This past week in Los Angeles, Beyond Fest has been in full effect. If you are not familiar with the festival, it is twelve days of films. New and old, and presented for cinephiles on the big screen. Some films this year presented were tribute to Tobe Hooper, George Romero, Arnold Schwarzenegger and Jackie Chan. Not only were they presenting his favorite films but he was there in-person for a Q&A session.
Taking some questions, he revealed some interesting details about his career direction as of late. In one instance, he answered a question about his recent selection of more acting-based films. He mentioned The Foreigner and proceeded to tell the fans that the life of an action star is brief. Being 67, he knew that he would have to challenge himself in a different direction. Try new things. Which is why he had been absent for a while.
He talked about a possible Shanghai sequel. Jackie proceeded to tell the audience that he would do it if the script was right. He said that one script delivered to him had both Jackie and Owen Wilson’s character heading back to China. The plot evolved around Owen’s father selling weapons to the Chinese and Jackie’s son a member of the Royal Guard. He shook his head in disbelief and asked what were they doing? Then turned it down.
He began to see a responsibility that, as filmmakers, they have to their audience. Jackie realized the importance of that after the release of his hugely popular Legend of Drunken Master. Arguably considered one of his classic films. He cited the message that he could only be good if he was drunk was giving his fans, and children, the wrong message. So when he chose to make the sequel, he focused on not drinking.
He touched on making Rush Hour 4 and director Brett Ratner was on hand to speak of Jackie and the possible film. Ratner proceeded to explain that he had wanted to work with Jackie for a long time. Bringing Chris Tucker into the mix, he explained that the films worked because of their natural chemistry. The actors did have trouble understanding each other but that was part of the charm. Ratner proceeded to explain that working with someone of Jackie’s caliber was a huge film school for him.
Ratner went on to explain Jackie’s frustration about the way American’s make movies. The long hours waiting for a set-up. Ratner told a story about a night shoot that was taking hours to set up. They were pulling a crane up to the top of a building for a simple over the edge of the building POV shot. Ratner claims that Jackie kept bugging him about how long it was taking. “We could’ve done 25 scenes in that time!” Jackie told Brett he was coming up there.
Ratner proceeded to explain that Jackie had shown up with members of his stunt team.
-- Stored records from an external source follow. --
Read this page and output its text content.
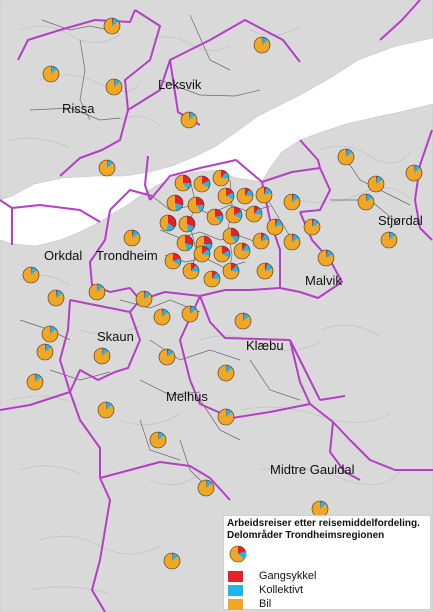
Rissa
Leksvik
Stjørdal
Orkdal Trondheim
Malvik
Skaun
Klæbu
Melhus
Midtre Gauldal
Arbeidsreiser etter reisemiddelfordeling.
Delområder Trondheimsregionen
Gangsykkel
Kollektivt
Bil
He demanded the camera from Ratner, who reluctantly gave in. His stunt team tied a rope around Jackie’s waist, they proceeded to lean him over the edge of the building to get the shot. Afterwards, Jackie tossed the camera back to Ratner and said, “was that so hard.” That story had the audience in stitches.
Many people don’t understand the brilliance of his martial arts. There were no wire works and he constantly hurt himself onscreen for his art. Before the Q&A, they showed Jackie’s favorite film, Miracles. A beautiful gangster story that followed a down-on-his-luck Korean man, who ends up being the mob boss. While it doesn’t focus too much on his fighting skills, it does bring a huge sense of emotionalism and comedy that made it such an enjoyable movie.
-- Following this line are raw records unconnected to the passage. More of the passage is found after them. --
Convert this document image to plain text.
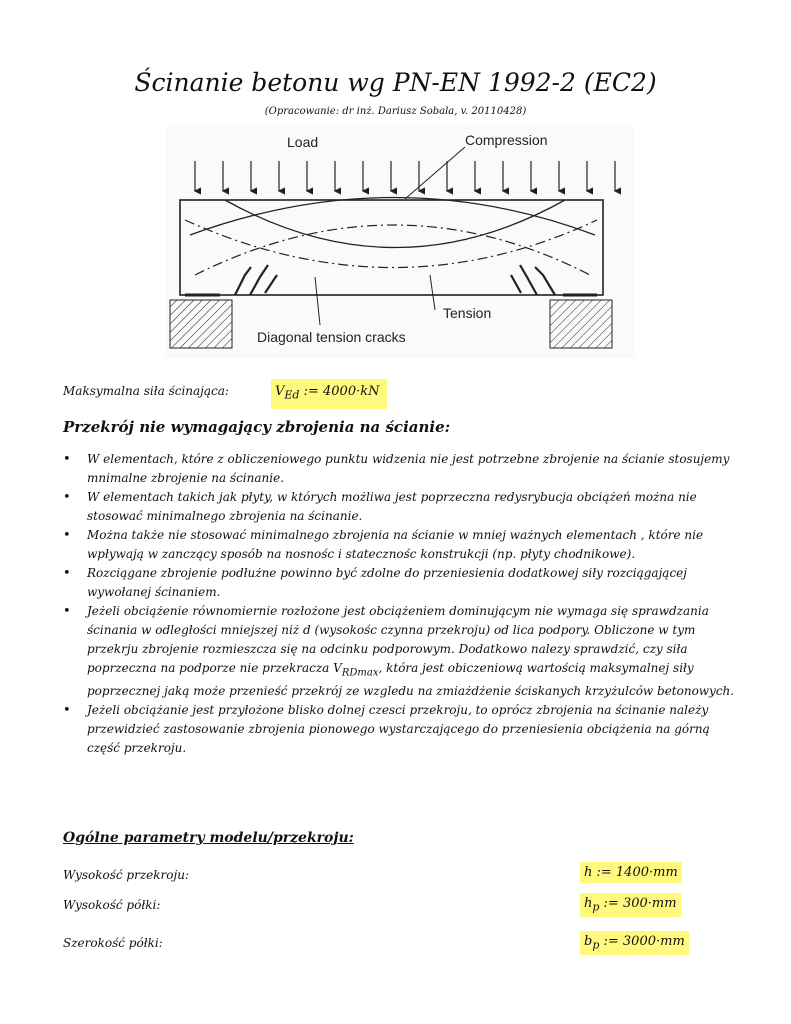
Ścinanie betonu wg PN-EN 1992-2 (EC2)
(Opracowanie: dr inż. Dariusz Sobala, v. 20110428)
Load	Compression
Tension
Diagonal tension cracks
Maksymalna siła ścinająca:	$V_{Ed}$ := 4000·kN
Przekrój nie wymagający zbrojenia na ścianie:
• W elementach, które z obliczeniowego punktu widzenia nie jest potrzebne zbrojenie na ścianie stosujemy mnimalne zbrojenie na ścinanie.
• W elementach takich jak płyty, w których możliwa jest poprzeczna redysrybucja obciążeń można nie stosować minimalnego zbrojenia na ścinanie.
• Można także nie stosować minimalnego zbrojenia na ścianie w mniej ważnych elementach , które nie wpływają w zanczący sposób na nosnośc i statecznośc konstrukcji (np. płyty chodnikowe).
• Rozciągane zbrojenie podłużne powinno być zdolne do przeniesienia dodatkowej siły rozciągającej wywołanej ścinaniem.
• Jeżeli obciążenie równomiernie rozłożone jest obciążeniem dominującym nie wymaga się sprawdzania ścinania w odległości mniejszej niż d (wysokośc czynna przekroju) od lica podpory. Obliczone w tym przekrju zbrojenie rozmieszcza się na odcinku podporowym. Dodatkowo nalezy sprawdzić, czy siła poprzeczna na podporze nie przekracza $V_{RDmax}$, która jest obiczeniową wartością maksymalnej siły poprzecznej jaką może przenieść przekrój ze wzgledu na zmiażdżenie ściskanych krzyżulców betonowych.
• Jeżeli obciążanie jest przyłożone blisko dolnej czesci przekroju, to oprócz zbrojenia na ścinanie należy przewidzieć zastosowanie zbrojenia pionowego wystarczającego do przeniesienia obciążenia na górną część przekroju.
Ogólne parametry modelu/przekroju:
Wysokość przekroju:	h := 1400·mm
Wysokość półki:	$h_p$ := 300·mm
Szerokość półki:	$b_p$ := 3000·mm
Following the Q&A, they proceeded to show Supercop: Police Story 3 and the original Police Story. Being able to see Jackie Chan in person was an amazing moment and getting a chance shake his hand is a simple experience that I will never forget. Being a fan of his late in his career, he came to my attention when Rumble in the Bronx was released in the U.S. After that, I started to watch all of his films and was a fan. To Jackie Chan, thank you for your wonderful career and I am so glad that I got to meet you. From a fan, thank you.